Larry glanced again at Mel. But the guy just sat there like one of those sculptures carved out of a tree trunk with a chainsaw. “It was all I could do to keep the truck on them bumpy dirt roads. No way I could’ve stopped him without losing sight of O’Neil.”
“Enough excuses. It has become eminently clear why the two of you had to leave Amarillo in s
uch a hurry. No self-respecting drug dealer would maintain such inept employees.”
Larry studied his boots while he considered what to say next. He decided against mentioning Mel’s shooting spree. And he sure as hell wouldn’t say anything about the amount of blood they found in the jeep or the drag marks that played out over a rocky outcropping. No use in pissing off the boss any more than he already was. “They took off cross country and we lost them for a couple hours. We followed their tracks and found the Jeep a good ways off the road.”

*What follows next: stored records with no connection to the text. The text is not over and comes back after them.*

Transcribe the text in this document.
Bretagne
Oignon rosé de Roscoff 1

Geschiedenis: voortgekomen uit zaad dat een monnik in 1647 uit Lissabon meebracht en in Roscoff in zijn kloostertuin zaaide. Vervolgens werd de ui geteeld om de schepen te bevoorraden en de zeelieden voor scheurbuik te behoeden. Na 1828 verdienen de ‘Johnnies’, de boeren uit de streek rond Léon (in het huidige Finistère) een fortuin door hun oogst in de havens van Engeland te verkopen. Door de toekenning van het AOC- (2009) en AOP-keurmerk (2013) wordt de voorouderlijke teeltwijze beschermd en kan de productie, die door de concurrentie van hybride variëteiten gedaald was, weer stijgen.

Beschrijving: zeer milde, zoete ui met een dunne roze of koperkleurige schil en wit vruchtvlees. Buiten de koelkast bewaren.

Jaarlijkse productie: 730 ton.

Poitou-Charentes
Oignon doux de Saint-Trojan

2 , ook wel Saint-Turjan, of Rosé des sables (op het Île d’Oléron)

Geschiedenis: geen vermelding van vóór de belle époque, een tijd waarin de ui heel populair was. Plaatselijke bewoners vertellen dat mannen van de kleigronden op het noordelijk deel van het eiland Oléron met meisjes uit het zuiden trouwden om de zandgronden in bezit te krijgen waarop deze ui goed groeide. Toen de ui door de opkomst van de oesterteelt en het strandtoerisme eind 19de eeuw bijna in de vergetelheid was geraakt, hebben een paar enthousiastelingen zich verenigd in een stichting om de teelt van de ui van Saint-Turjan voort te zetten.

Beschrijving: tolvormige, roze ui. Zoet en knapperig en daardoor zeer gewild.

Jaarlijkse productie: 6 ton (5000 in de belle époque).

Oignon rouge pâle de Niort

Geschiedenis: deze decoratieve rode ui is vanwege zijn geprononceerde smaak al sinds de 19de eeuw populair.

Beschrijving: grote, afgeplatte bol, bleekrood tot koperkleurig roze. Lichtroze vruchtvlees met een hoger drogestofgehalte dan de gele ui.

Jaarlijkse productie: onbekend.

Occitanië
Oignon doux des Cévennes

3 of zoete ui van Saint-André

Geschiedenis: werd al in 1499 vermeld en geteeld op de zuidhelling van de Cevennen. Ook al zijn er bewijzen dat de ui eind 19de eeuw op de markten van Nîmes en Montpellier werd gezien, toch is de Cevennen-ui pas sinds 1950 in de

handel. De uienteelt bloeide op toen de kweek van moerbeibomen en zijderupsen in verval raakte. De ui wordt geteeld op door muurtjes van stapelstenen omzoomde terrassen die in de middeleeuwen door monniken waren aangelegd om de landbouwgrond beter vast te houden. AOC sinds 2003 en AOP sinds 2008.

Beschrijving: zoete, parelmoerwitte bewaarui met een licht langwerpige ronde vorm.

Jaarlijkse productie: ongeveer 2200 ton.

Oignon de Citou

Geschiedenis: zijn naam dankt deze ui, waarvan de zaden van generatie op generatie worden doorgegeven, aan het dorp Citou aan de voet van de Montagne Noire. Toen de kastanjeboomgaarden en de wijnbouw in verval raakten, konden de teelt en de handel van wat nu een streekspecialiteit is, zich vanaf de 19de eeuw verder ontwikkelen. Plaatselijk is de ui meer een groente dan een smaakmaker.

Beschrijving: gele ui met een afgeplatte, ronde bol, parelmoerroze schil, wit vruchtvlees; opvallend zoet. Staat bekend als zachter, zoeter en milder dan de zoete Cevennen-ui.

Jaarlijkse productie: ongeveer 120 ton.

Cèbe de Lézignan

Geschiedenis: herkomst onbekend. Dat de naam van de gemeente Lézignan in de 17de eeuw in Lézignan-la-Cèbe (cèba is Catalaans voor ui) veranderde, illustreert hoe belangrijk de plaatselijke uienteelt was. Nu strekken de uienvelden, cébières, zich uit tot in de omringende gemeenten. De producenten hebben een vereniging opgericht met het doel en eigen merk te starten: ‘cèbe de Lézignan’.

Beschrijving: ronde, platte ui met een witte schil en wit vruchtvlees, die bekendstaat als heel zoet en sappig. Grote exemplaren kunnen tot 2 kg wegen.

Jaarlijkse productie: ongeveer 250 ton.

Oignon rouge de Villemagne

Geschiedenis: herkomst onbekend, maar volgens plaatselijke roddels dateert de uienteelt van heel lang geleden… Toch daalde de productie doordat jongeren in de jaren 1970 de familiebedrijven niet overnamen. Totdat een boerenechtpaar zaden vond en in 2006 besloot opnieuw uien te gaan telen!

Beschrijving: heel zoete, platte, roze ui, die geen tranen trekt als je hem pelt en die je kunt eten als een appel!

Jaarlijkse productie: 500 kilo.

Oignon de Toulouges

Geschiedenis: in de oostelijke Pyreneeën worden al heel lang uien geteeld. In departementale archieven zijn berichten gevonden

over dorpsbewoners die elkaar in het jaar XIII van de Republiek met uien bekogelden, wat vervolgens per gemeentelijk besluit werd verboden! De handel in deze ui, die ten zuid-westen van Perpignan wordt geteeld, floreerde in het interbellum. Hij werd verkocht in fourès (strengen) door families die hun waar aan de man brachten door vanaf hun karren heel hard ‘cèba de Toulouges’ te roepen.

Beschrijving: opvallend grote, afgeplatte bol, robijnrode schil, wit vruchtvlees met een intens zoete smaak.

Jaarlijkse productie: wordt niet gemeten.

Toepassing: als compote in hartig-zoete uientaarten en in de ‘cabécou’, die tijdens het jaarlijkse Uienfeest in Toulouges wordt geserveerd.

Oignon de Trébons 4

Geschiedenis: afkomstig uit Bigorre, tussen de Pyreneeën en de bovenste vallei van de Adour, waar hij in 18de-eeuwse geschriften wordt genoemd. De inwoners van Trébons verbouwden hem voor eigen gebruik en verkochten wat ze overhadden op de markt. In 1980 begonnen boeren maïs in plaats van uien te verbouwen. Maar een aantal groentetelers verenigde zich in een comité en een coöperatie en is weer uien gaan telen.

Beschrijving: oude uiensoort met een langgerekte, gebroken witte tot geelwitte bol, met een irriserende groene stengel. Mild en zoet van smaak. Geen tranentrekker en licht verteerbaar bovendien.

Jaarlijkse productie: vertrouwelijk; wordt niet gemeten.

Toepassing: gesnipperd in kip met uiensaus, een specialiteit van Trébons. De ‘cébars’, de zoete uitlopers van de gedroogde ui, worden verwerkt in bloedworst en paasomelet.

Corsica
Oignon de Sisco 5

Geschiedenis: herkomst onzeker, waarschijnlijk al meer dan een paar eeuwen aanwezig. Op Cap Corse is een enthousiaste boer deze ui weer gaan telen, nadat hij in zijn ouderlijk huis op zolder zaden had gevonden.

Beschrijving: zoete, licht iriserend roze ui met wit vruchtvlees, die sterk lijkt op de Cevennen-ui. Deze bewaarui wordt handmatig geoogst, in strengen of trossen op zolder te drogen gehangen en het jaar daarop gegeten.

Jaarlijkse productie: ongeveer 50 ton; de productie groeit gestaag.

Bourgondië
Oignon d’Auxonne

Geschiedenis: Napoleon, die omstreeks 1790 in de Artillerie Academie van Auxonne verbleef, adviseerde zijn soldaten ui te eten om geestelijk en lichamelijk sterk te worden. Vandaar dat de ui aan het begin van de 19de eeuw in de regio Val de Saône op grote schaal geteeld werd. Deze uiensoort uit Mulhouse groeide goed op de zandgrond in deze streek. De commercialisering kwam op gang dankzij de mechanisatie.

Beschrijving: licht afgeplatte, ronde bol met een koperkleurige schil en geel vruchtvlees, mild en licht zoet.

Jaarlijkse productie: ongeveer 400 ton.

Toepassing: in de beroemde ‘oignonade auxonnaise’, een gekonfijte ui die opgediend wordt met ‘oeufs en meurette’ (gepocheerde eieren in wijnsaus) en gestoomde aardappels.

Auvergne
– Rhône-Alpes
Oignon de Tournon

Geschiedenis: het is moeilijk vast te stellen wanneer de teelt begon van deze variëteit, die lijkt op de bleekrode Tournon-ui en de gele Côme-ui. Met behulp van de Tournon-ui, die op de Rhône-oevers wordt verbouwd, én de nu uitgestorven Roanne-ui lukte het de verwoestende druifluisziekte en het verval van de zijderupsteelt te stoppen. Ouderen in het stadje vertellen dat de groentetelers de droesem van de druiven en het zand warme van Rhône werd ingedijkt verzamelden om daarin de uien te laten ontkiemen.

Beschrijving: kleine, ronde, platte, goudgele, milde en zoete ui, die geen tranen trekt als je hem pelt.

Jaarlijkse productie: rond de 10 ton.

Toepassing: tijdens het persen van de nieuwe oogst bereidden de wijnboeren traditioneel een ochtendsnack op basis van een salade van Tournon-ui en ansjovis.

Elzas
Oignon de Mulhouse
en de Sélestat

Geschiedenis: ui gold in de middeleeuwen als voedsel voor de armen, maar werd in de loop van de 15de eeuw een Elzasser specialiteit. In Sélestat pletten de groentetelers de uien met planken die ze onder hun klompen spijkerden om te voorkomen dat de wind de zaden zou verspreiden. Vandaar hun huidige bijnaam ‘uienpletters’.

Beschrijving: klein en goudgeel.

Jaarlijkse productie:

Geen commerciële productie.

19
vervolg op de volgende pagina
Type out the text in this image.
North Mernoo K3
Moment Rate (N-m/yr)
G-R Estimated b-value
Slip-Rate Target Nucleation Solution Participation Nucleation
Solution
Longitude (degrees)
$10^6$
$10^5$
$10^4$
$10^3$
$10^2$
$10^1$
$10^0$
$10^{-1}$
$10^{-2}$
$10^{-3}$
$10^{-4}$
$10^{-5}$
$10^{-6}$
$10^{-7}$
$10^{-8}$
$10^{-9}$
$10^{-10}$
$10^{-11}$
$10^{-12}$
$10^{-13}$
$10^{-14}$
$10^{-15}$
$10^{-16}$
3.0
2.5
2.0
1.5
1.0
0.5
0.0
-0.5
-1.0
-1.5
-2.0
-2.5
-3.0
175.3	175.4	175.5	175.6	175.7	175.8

“So you captured O’Neil and the girl?” Bellamy looked up. A glint of something unnatural moved around under the smooth dark surface in his eyes.
At least, that seemed to be the best way to describe what was going on in the two holes someone had referred to as windows to the soul. Bellamy’s windows were more like round hollows hacked and dynamited into the side of a smooth rock cliff. Bottomless holes that living things fell into and were never seen again.
“Well?” Bellamy smacked his hand on his desk again. “Do you have them?”
Larry shook his head. “They’d already left on foot by the time we got there. But we found the bags they left behind.”
“And?”
“They were filled with the girl’s things, men’s clothes, and such. The rest of the Jeep was filled with food. O’Neil must’ve ditched your stuff before he got to his sister’s house.”
Bellamy took a deep breath and slowly released it. When he spoke, his voice sounded like a college professor trying to explain physics to a kindergartener. “We asked you to follow Tim in hopes he would lead you to our property, after which you would dispose of him in an apparent accident.”
“Yessir.” Larry nodded his head.
“But in your limitless wisdom you terrorized Tim and his sister and then lost them. Not only did you fail to bring us our property, but you have now involved the sister. If we have arrived at the wrong conclusion, please clarify.”
We want this, we want that, kiss our ass—like some kind of frigging royalty. Larry took a deep breath. “Me and Mel…”
“Mel and I,” Bellamy said through gritted teeth.
“Mel and I followed their trail until it petered out in the woods. Then we found their cabin. It had a plaque over the door with O’Neil written on it, so we waited for a while, thinking they might show up. But they never did. We couldn’t get a signal for the cell, so we come…came on back to check in.”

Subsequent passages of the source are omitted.